Çarşamba gününün Günaydın’ı, Nazan Öncel’in Avusturya basınına verdiği bir röportajdan alıntı yapmış meselá. Neue Zeitung für Tirol gazetesinin Türk muhabiri Köksal Baltacı; "Birisine beste verdikten sonra hiç pişman oldunuz mu?" diye soruyor.
Nazan Öncel’in cevabı: "Hüp’leri, Canım’ları, Of Of’ları Nazan Öncel okusaydı en az beş milyon tiraj yapardı. Buna rağmen hiçbir pişmanlık duymadım.
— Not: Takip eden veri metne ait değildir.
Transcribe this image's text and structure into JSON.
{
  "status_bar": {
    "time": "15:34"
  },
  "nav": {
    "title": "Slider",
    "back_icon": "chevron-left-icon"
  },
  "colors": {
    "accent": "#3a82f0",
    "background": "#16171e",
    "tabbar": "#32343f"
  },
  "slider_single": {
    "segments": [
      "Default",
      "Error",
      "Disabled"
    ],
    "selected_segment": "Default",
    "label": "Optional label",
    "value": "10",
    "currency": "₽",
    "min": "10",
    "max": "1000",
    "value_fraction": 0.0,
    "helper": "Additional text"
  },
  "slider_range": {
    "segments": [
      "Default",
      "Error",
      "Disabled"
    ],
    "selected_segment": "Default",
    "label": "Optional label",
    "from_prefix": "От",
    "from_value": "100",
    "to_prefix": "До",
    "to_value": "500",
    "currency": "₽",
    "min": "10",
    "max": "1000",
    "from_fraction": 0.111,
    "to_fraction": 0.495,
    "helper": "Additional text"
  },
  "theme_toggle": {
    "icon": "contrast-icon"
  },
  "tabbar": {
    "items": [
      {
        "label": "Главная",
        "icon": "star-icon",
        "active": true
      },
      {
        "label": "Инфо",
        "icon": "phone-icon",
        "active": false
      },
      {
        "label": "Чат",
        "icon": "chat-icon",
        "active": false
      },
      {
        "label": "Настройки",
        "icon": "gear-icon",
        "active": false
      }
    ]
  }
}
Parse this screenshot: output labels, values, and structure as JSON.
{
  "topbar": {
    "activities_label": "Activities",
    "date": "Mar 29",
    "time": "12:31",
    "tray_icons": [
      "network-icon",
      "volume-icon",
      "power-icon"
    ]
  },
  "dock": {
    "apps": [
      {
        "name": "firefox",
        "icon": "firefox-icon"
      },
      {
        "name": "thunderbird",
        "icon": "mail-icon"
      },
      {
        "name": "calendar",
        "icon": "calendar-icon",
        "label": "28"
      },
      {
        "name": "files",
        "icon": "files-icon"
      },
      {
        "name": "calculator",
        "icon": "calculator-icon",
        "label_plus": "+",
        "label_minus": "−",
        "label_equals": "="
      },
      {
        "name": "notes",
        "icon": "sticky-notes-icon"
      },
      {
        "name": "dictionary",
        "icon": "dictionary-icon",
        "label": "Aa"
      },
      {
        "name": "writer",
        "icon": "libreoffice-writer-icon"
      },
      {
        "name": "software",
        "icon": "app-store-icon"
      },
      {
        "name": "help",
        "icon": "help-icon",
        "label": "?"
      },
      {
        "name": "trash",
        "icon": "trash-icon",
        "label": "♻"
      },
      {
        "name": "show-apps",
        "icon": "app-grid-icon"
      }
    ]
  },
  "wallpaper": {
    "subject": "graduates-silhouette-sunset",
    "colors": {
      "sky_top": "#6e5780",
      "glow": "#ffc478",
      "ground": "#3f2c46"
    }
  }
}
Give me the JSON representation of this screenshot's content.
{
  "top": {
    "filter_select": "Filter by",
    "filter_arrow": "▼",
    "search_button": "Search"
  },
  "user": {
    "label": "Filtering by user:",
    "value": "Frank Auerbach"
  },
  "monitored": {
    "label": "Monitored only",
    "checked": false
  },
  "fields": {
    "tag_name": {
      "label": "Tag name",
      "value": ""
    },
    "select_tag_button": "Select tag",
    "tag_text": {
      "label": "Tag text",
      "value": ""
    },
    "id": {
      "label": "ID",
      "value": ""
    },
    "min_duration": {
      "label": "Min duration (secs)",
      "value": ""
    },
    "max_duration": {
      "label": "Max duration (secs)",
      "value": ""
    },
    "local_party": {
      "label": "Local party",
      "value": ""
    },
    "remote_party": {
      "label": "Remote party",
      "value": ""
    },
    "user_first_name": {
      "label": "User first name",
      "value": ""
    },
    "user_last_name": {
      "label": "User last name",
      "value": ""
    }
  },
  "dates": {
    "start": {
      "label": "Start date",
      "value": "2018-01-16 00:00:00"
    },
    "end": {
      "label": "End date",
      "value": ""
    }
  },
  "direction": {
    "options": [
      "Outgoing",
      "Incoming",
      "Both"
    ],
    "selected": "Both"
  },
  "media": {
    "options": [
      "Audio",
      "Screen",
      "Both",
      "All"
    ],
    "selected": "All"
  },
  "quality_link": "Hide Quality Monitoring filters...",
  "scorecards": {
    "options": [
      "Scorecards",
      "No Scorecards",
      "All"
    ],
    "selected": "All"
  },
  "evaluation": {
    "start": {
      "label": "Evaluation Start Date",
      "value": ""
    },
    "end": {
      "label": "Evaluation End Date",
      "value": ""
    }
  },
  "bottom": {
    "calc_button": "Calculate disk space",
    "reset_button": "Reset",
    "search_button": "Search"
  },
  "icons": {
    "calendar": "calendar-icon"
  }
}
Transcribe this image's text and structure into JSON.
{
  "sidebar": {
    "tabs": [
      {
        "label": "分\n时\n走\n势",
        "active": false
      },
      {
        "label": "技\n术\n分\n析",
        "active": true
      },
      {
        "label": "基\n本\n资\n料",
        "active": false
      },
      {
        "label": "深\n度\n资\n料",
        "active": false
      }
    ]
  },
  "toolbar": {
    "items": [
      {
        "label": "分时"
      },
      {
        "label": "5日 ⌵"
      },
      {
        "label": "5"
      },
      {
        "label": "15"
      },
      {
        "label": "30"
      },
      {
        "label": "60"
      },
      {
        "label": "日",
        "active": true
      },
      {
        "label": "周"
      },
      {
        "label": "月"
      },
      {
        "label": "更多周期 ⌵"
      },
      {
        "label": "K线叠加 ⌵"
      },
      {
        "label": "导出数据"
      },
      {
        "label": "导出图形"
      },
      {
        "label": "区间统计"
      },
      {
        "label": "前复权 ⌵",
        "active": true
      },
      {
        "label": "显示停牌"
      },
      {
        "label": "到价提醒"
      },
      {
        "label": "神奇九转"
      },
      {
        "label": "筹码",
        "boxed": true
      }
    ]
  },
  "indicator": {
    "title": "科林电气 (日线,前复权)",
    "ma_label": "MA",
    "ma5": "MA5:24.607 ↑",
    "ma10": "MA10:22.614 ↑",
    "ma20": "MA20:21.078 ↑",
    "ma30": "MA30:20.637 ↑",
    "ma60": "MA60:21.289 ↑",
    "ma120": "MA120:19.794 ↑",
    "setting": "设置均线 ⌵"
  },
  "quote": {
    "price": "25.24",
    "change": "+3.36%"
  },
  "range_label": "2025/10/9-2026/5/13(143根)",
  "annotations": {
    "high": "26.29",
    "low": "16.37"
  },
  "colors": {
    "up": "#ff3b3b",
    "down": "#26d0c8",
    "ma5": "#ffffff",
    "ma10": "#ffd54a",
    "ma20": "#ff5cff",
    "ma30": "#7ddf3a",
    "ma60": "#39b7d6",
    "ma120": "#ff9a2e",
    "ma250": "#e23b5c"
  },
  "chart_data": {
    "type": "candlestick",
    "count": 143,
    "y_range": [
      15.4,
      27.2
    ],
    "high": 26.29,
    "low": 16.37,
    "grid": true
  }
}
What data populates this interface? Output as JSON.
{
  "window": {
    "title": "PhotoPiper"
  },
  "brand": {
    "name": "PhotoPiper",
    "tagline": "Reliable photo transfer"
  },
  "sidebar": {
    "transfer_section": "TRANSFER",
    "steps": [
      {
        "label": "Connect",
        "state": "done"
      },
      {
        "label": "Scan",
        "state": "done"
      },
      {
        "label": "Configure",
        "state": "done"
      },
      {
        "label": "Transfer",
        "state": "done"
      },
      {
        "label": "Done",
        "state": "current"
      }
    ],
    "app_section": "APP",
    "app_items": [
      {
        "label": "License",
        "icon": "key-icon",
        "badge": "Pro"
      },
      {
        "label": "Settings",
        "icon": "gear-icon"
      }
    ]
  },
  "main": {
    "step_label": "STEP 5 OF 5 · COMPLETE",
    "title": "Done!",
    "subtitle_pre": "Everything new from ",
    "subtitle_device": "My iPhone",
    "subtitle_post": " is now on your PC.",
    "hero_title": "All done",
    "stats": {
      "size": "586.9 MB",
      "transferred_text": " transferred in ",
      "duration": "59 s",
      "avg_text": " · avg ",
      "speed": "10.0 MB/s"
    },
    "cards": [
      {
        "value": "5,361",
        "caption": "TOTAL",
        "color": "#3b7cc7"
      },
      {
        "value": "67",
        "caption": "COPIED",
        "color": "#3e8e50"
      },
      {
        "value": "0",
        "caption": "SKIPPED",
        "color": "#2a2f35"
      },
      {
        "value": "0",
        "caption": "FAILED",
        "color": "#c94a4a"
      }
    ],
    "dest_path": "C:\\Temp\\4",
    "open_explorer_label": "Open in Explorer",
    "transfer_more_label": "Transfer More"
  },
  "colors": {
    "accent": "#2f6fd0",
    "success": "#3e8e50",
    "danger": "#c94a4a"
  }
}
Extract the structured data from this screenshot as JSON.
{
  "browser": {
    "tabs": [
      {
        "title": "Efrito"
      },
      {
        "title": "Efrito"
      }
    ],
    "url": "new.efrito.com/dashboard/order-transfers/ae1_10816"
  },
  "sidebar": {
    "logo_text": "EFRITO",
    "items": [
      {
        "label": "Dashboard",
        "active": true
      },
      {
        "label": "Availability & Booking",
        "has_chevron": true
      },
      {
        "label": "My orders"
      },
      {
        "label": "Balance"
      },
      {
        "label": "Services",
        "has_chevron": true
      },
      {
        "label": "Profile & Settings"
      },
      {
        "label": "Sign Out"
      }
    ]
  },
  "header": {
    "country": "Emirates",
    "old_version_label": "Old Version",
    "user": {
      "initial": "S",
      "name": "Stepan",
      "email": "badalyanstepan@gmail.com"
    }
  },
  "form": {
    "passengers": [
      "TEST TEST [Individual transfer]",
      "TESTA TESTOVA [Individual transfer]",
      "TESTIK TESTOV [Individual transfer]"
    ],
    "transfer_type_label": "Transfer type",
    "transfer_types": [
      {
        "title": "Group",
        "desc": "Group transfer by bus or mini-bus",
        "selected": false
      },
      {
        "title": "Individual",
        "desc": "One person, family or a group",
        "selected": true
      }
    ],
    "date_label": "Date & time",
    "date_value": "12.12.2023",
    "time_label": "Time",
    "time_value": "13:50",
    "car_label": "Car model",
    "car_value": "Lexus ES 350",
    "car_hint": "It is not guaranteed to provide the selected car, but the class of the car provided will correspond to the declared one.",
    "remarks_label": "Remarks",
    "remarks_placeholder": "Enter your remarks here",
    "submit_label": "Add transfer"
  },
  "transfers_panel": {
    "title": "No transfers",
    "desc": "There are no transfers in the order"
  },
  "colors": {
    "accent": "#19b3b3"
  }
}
Çünkü bu saydığım şarkılara o arkadaşların benden çok ihtiyacı vardı."
Sonracığıma, Baltacı; "Tarkan’ın söylediği Hüp şarkınız için ’Keşke ben söyleseydim’ dediğiniz oldu mu?" diye soruyor yine röportajın bir yerinde. (İddialı bir meslektaşımız; illá Nazan Öncel’e şarkılarını başkalarından kıskandığını itiraf ettirecek!?.)
"Hayır ama Tarkan Hüp single’ını çıkardığı zaman albüme benim haricimde çaycının bile ismi yazılmıştı. Yani besteyi sahiplenme içindeydi ve bu o zamanlar canımı epey sıkmıştı. Sonradan binlerce kez özür diledi ve ona Dudu’yu yazdım" diye yanıtlıyor Nazan Öncel.
Hani nasıl konuştuğunu herhálde ve elbette kimseye, hele ki bize soracak değil ama ben de sevdiği sanatçıyı sahiplenen dinleyici sıfatıyla, Nazan Öncel gibi "hakikat" ve "samimiyet"le beslendiğini sık sık yineleyen birinin ağzından, kendi şarkılarından bahsederken; "Onları Nazan Öncel okusaydı en az beş milyon tiraj yapardı" benzeri bir cümle okuyunca, elimde değil fena oluyorum.